Friday, May 17, 2013

Pollution, Rodizio and the World's Saddest River - São Paulo


The panoramas of São Paulo surprise me still. I will turn down a road while escaping the endless traffic and the vista will open up. I forget sometimes how hilly São Paulo is, even as my poor underpowered car struggles to get up and down the streets. But along with the (electric-wire-infested) views, comes the reality of a layer of brown-grey yuck. Pollution that one pretends not to see becomes too obvious to ignore.

São Paulo has one of the worst air qualities in the world. Hardly surprising when the metro area is comprised of 25 million people, more or less. Three million cars are on the roadways every day, a number that doesn't include the trucks that belch out fumes along the main highways. At this time of year, many people especially children have breathing difficulties and sinusitis;  upper respiratory infections are prevalent. The emergency rooms fill with people seeking relief. If we didn't have a country house to escape to on weekends, I am sure we would all suffer more than we already do--one of my sons had three bouts of sinusitis last year, and had pneumonia the year before. The pollution, more than any other single reason, is why my family will ultimately leave São Paulo.

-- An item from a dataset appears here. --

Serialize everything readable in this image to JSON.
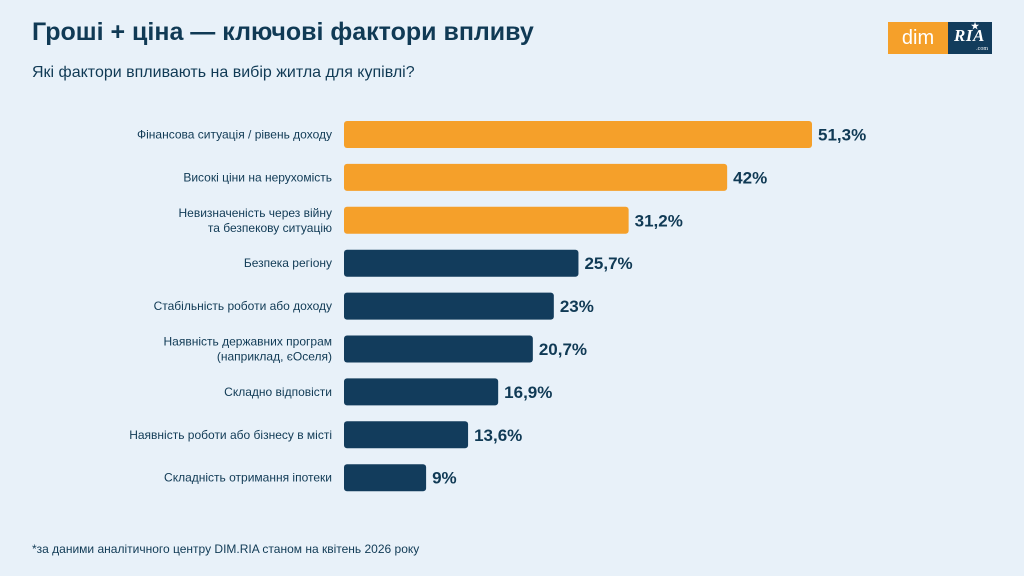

Various efforts are made to ease pollution here. Rodizio is the most well-known (and cheapest!) One day a week, your car may not be on the street from 7 am to 10 am, nor from 5 pm to 8 pm, the two major rush hours. You know your day by the last number on your license plate. My car has a final number of "5" which means it has restricted hours on Wednesdays. The idea of limited hours is that there will be 3 million divided by 5 (weekdays) fewer cars on the street on each day. The reality is that many people bought second cars for rodizio days. And of course, instead of dividing up evenly between the five days of the week, many more cars have rodizio license plates for the middle of the week. No one wants Monday or Friday rodizio, which cuts into early escapes from the city and late returns.

Pollution extends to the two rivers which border the central districts of São Paulo city. Once upon a time, people swam and rowed on the Tiete (which was called "agua boa" or good water by the native population here...obviously many years ago). Now a fall in that water would kill you. A program launched in 1992 spent 1.6 billion reais (0.8 billion dollars, more or less) on cleaning it up. Two years ago, it was declared a failure. Sewage dumps into the water from countless favelas (slums). Flooding on city streets fill it with garbage, dead animals and worse (yes, there is worse! Don't think about it.)

When I lived here the first time (1998-2001), I suggested to Brazilians that they just fill in the river and make a few more lanes on the highways that border the rivers. Or float pontoons where people could have floating parks. Universally, Brazilians were offended and answered that the rivers could be saved--apparently 145 kilometers from the capital, the Tiete river flows clean and filled with beasties like capivara (this does not impress me--those things are essentially large rats). I am no engineer but I don't think those rivers are salvageable--make them into sewage tunnels and build a park on top. More trees, less pollution.

While I was looking for some of the numbers here, I noted that there is now a video game called "Clean Tiete River" (http://www.goldminer.com.br/limpar_o_rio_tiete_jogo.html). It makes me laugh, especially because you are supposed to clean up the garbage without fishing the fish. There are no fish. None. And if there were, they would have four heads and be really really ticked off. They would eat the boat. Now if we could all get serious about cleaning this up instead of playing the video games...

2 comments:

  1. Oh that is a brilliant idea. If we turn the river into roads, maybe, just maybe, that will provide a little traffic relief during the World Cup. Maybe. A little. Love it.